Another advantage to teaching the tester about the board is that it permits
margin testing and some analog testing. The engineer can submit a number of
good boards for testing, declaring that waveforms and other parametric variations
are within the normal range. This permits the test to detect timing problems
and other faults that do not fit into the conventional "stuck-at" category. Even
with only one good board, a test engineer can exercise that board at voltages
slightly above and below nominal levels, telling the tester that the responses are
also acceptable. In this way, normal board-to-board variations are less likely to fail
during production.
Anytime a good board does fail, the test engineer so informs the tester. It
then incorporates the information into the database, reducing the likelihood that
a similarly performing board will fail in the future.
Software to make an expert system work is extremely sophisticated. The chief
proponent of the technique packed it in a few years ago, and as yet no other
company has taken up the challenge. I continue to talk about it in the hope
that some enterprising test company will resurrect it, like a phoenix from the ashes.

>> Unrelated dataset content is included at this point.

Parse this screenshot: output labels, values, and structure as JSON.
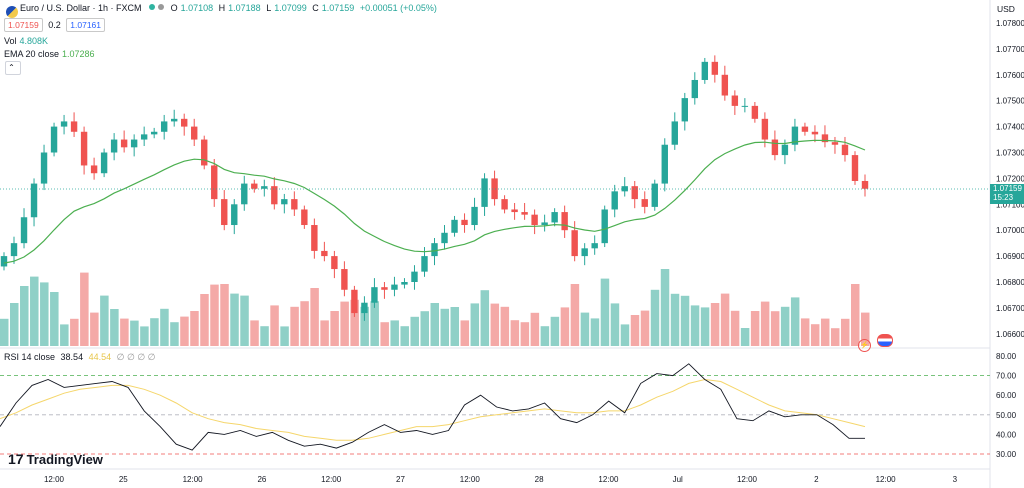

Thus far, this personal campaign has not succeeded. Even in its (relative) heyday,
most test engineers remained unaware of this option, and therefore could not
evaluate its appropriateness for their applications. The learning curve both before
and after purchase was not insignificant, but users who tried the approach reported
great success.
2.3.72 Two Techniques/ One Box
Combinational testers provide in-circuit and functional test capability in a
single system. This solution offers many of the advantages of each approach and
some of the drawbacks of each.
Board access requires a special bed-of-nails fixture containing two sets of
nails. A few long probes permit functional testing at a limited number of critical
nodes. All remaining fixture nodes contain shorter pins. Vacuum or mechanical
fixture actuation occurs in two stages. The first stage pulls the board down only far
enough for contact with the longer pins. Second-stage actuation pulls the board
into contact with the shorter pins as well for an in-circuit test. Manufacturers can
conduct either test first, depending on the merits of each strategy.